Had she once teased him about his heroism? It didn’t seem so amusing now.

“Don’t try and tell me you feigned that swoon, Lucy.” Ciaran was standing at the open door of the carriage, his blue eyes moving anxiously over her face.

Lucy blinked at him. Had she feigned the swoon, or hadn’t she? She hardly knew anymore.

He rubbed her cold hands between his. “Are you all right? You’re shivering, and you’re whiter than my cravat.”

You’re the most beautiful man I’ve ever seen.…

It wasn’t the first time she’d thought it. Every time she looked at him, Lucy found something new she loved about his face. The angular curve of his cheek, the flecks of gold in his blue eyes. But somehow now, with the light from the townhouse shining on his dark hair and playing over the angular line of his jaw, he took her breath away.

“Lucy?” His fingers tightened over hers.

She tugged gently, urging him into the carriage with her. “I—I’m all right, yes.”

“No, I don’t think you are.” He flung himself down next to her and slammed the carriage door behind him. He ran both his hands down his face, his chest straining with shallow, jerking breaths. He was too agitated to notice how close they sat, with their bodies pressed tightly together on the narrow seat.

But Lucy wasn’t.

For the space of a single heartbeat she closed her eyes and let herself sink into the feeling of his warmth enveloping her, his reassuring strength pressed against her. For a heartbeat only, and then she opened her eyes. “I promise you I am, Ciaran. I—I feigned the swoon.”

Mostly. There’d been a moment, when Lord Godfrey had grabbed her, that the frantic pounding of her heart had made her chest tighten and her head go dizzy with fear. It was the closest she’d ever come to a real swoon, and she had no wish to repeat the experience.

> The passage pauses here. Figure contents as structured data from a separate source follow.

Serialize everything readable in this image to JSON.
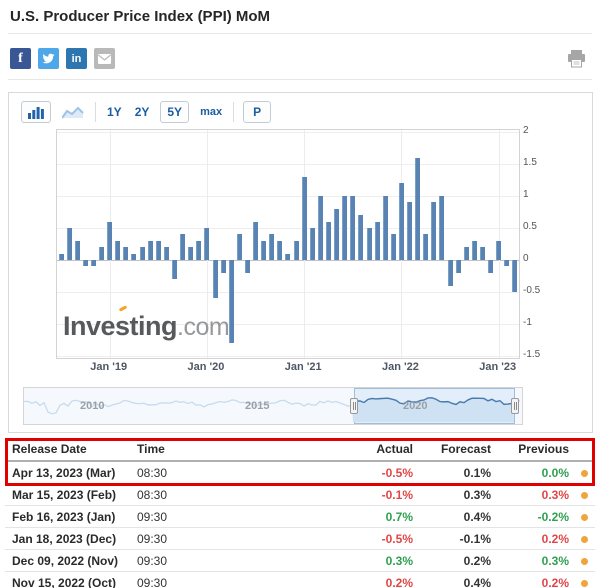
{
  "page": {
    "title": "U.S. Producer Price Index (PPI) MoM"
  },
  "share": {
    "facebook": "f",
    "linkedin": "in"
  },
  "toolbar": {
    "ranges": [
      "1Y",
      "2Y",
      "5Y",
      "max"
    ],
    "selected_range": "5Y",
    "selected_chart_type": "bar",
    "settings": "P"
  },
  "chart_data": {
    "type": "bar",
    "title": "U.S. Producer Price Index (PPI) MoM",
    "unit": "percent MoM",
    "x_start_month": "2018-07",
    "x_end_month": "2023-03",
    "values": [
      0.1,
      0.5,
      0.3,
      -0.1,
      -0.1,
      0.2,
      0.6,
      0.3,
      0.2,
      0.1,
      0.2,
      0.3,
      0.3,
      0.2,
      -0.3,
      0.4,
      0.2,
      0.3,
      0.5,
      -0.6,
      -0.2,
      -1.3,
      0.4,
      -0.2,
      0.6,
      0.3,
      0.4,
      0.3,
      0.1,
      0.3,
      1.3,
      0.5,
      1.0,
      0.6,
      0.8,
      1.0,
      1.0,
      0.7,
      0.5,
      0.6,
      1.0,
      0.4,
      1.2,
      0.9,
      1.6,
      0.4,
      0.9,
      1.0,
      -0.4,
      -0.2,
      0.2,
      0.3,
      0.2,
      -0.2,
      0.3,
      -0.1,
      -0.5
    ],
    "x_tick_labels": [
      "Jan '19",
      "Jan '20",
      "Jan '21",
      "Jan '22",
      "Jan '23"
    ],
    "x_tick_indices": [
      6,
      18,
      30,
      42,
      54
    ],
    "y_ticks": [
      2,
      1.5,
      1,
      0.5,
      0,
      -0.5,
      -1,
      -1.5
    ],
    "ylim": [
      -1.5,
      2
    ],
    "grid": true,
    "legend": false,
    "bar_color": "#5983b3"
  },
  "watermark": {
    "name": "Investing",
    "suffix": ".com"
  },
  "navigator": {
    "year_labels": [
      "2010",
      "2015",
      "2020"
    ]
  },
  "table": {
    "columns": [
      "Release Date",
      "Time",
      "Actual",
      "Forecast",
      "Previous"
    ],
    "rows": [
      {
        "release_date": "Apr 13, 2023 (Mar)",
        "time": "08:30",
        "actual": "-0.5%",
        "actual_class": "red",
        "forecast": "0.1%",
        "previous": "0.0%",
        "previous_class": "green",
        "highlighted": true
      },
      {
        "release_date": "Mar 15, 2023 (Feb)",
        "time": "08:30",
        "actual": "-0.1%",
        "actual_class": "red",
        "forecast": "0.3%",
        "previous": "0.3%",
        "previous_class": "red",
        "highlighted": false
      },
      {
        "release_date": "Feb 16, 2023 (Jan)",
        "time": "09:30",
        "actual": "0.7%",
        "actual_class": "green",
        "forecast": "0.4%",
        "previous": "-0.2%",
        "previous_class": "green",
        "highlighted": false
      },
      {
        "release_date": "Jan 18, 2023 (Dec)",
        "time": "09:30",
        "actual": "-0.5%",
        "actual_class": "red",
        "forecast": "-0.1%",
        "previous": "0.2%",
        "previous_class": "red",
        "highlighted": false
      },
      {
        "release_date": "Dec 09, 2022 (Nov)",
        "time": "09:30",
        "actual": "0.3%",
        "actual_class": "green",
        "forecast": "0.2%",
        "previous": "0.3%",
        "previous_class": "green",
        "highlighted": false
      },
      {
        "release_date": "Nov 15, 2022 (Oct)",
        "time": "09:30",
        "actual": "0.2%",
        "actual_class": "red",
        "forecast": "0.4%",
        "previous": "0.2%",
        "previous_class": "red",
        "highlighted": false
      }
    ]
  },
  "colors": {
    "accent_blue": "#1c5da2",
    "bar": "#5983b3",
    "negative_red": "#e04646",
    "positive_green": "#2ea04f",
    "dot_orange": "#f0a43c",
    "highlight_red": "#e10000"
  }
}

Ciaran leaned over her, his dark blue eyes holding her gaze as if he could see all she hid from him in her eyes. “I can’t let this business with your uncle and Godfrey go on any longer, Lucy. It grows worse every day—” He broke off, his eyes narrowing on her face. “There’s more, isn’t there? Something you haven’t told me.”

Lucy dragged in a shuddering breath. Ciaran was going to be furious when she told him she and Eloisa had sneaked into Uncle Jarvis’s study, but there was no other way to explain how they’d gotten ahold of his accounting book.